Father Peter R. Scott, Pastor
Our Lady of Perpetual Help Catholic Church
458 W. Walnut St.
Nappanee, IN 46550

St. John Fisher Catholic Church
3333 Tillman Road
Fort Wayne, IN 46816

Most Reverend John M. D'Arcy
Bishop of Ft. Wayne-South Bend

J.M.J.
September 6, 2000

Your Excellency,

I feel it my duty, as pastor of the two traditional Catholic churches in your diocese, to express my shock and shame at your defense of the video against the death penalty, published in the Michiana Point of View column of the South Bend Tribune of August 23, 2000. For in it you maintain that the Church's teaching has not changed, and then you go on to rightly quote Pope John Paul II as saying the opposite of all the Church's prior teachings.

Futhermore, it is nothing less than a contradiction in itself to say that capital punishment is licit, as is the constant teaching of the Church, and that the conditions for capital punishment are practically non-existent, as unrealistic liberals now maintain in contradiction to the obvious facts about our violent society. Also, to equate the death penalty with the taking of innocent life by abortion and euthanasia is quite simply perposterous. Since when has the murderer or rapist been innocent? Since when has the taking of the life of the guilty been protected by the fifth commandment, 'Thou shalt not kill', when manifestly those who have committed heinous crimes against society lose their right to life?

Since during a time of public debate you have made public your personal, liberal and non-Catholic opinions on this matter, I feel it my duty to remind you of the Church's teaching. Both the Old and New Testaments are very explicit on the question. Pope Pius XII explained on February 5, 1955 that the power of princes to execute by the sword referred to by St. Paul (Romans 13:4) is "of permanent and universal value, because it refers to the essential foundation of penal authority and to its ultimate purpose". (In Amerio, Romano, Iota Unum p. 432). It is the same punishment that is inflicted by St. Peter on Ananias and Saphira (Act 5:1-11).

The Church Fathers, from St. Augustine to St. Thomas Aquinas, have always considered capital punishment as a necessary ultimate penalty, and this not just to defend society from attack and not just to dissuade others from wrongdoing. The much more profound reason is the restoration of the balance of justice, which requires expiation of the crime against society, which is most effectively done by depriving the criminal of his greatest earthly good, his physical life.

The greatest and most irreligious aspect of the overturning of the Catholic Church's traditional acceptation of the necessity of the death penalty is the denial of its expiatory value, by which the criminal cancels out his debt to society.

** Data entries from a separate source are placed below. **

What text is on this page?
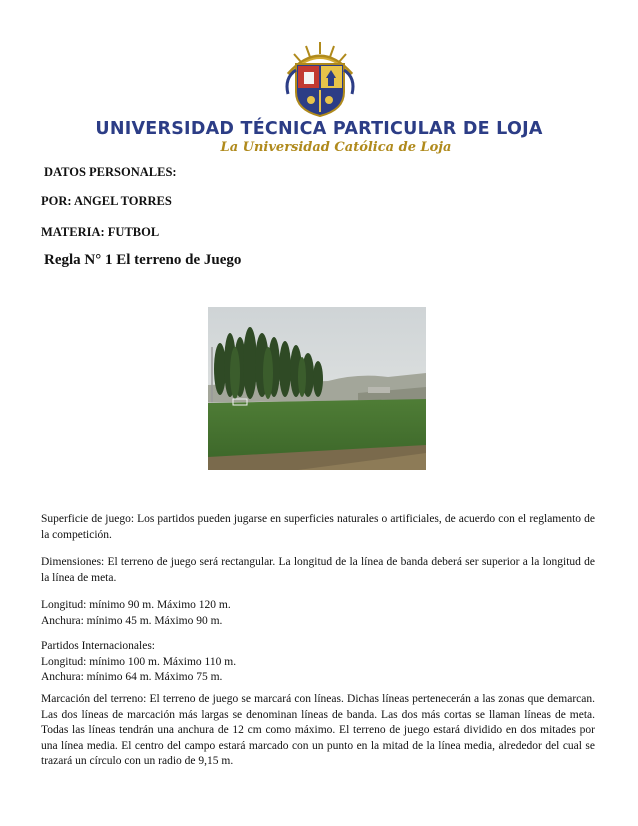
UNIVERSIDAD TÉCNICA PARTICULAR DE LOJA
La Universidad Católica de Loja
DATOS PERSONALES:
POR: ANGEL TORRES
MATERIA: FUTBOL
Regla N° 1 El terreno de Juego

Superficie de juego: Los partidos pueden jugarse en superficies naturales o artificiales, de acuerdo con el reglamento de la competición.

Dimensiones: El terreno de juego será rectangular. La longitud de la línea de banda deberá ser superior a la longitud de la línea de meta.

Longitud: mínimo 90 m. Máximo 120 m.
Anchura: mínimo 45 m. Máximo 90 m.
Partidos Internacionales:
Longitud: mínimo 100 m. Máximo 110 m.
Anchura: mínimo 64 m. Máximo 75 m.

Marcación del terreno: El terreno de juego se marcará con líneas. Dichas líneas pertenecerán a las zonas que demarcan. Las dos líneas de marcación más largas se denominan líneas de banda. Las dos más cortas se llaman líneas de meta. Todas las líneas tendrán una anchura de 12 cm como máximo. El terreno de juego estará dividido en dos mitades por una línea media. El centro del campo estará marcado con un punto en la mitad de la línea media, alrededor del cual se trazará un círculo con un radio de 9,15 m.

It is under the name of a sentimental all pervasive mercy, exaggerated in such a way as to ultimately destroy the justice and the holiness of God, that the very ideas of guilt, sin and justice are destroyed, and as a consequence also those of freedom, choice, and merit. St. Thomas Aquinas defends very clearly the position that death inflicted as a just punishment comes from God, and that as such it "takes away the whole punishment due for those crimes in the next life, or at least a part of that punishment..." (IIa IIae 25, 6 Ad2).

The traditional concept of the spiritual value of capital punishment of a criminal is directly opposed to the modern, liberal and false application of the inviolable rights of the innocent to life. It is in the very moment that the criminal renders his soul in final acknowledgement of the divine majesty that his crimes attempted to deny, that he is privileged with the most precious graces.

This is why the apostolate of the scaffold was so precious for such saints as St. Joseph Cafasso. They valued this time of grace. They knew that there are no unconditional rights to the goods of this earth, not even life itself, and that our only inviolable right is the right to seek our ultimate goal, eternal happiness in heaven, which right is not only untouched, but greatly helped by the death penalty, when administered justly. This was very aptly summarized by Pope Pius XII in a speech on Semptember 14, 1952 (AAS, 1952, p. 779), when he pointed out that "the state does not dispose of an individual's right to life". but that "it is the task of the public authority to deprive the condemned man of the good of life, in expiation of his fault, after he has already deprived himself of the right to life by his crime".

Your Excellency, please do not say that there has been no attempt to modify the Church's teaching with modern, liberal, humanistic views. If you seem to have accepted that capital punishment is barbarous and unworthy of modern society, it is because you have accepted the modern prejudice that society should be irreligious, that is shut within earthly horizons, without God, without expiation, without justice and without eternity. This is not Catholic.

May God grant you the grace to support those who rightly continue to advocate the death penalty, and oppose those who stand in its way.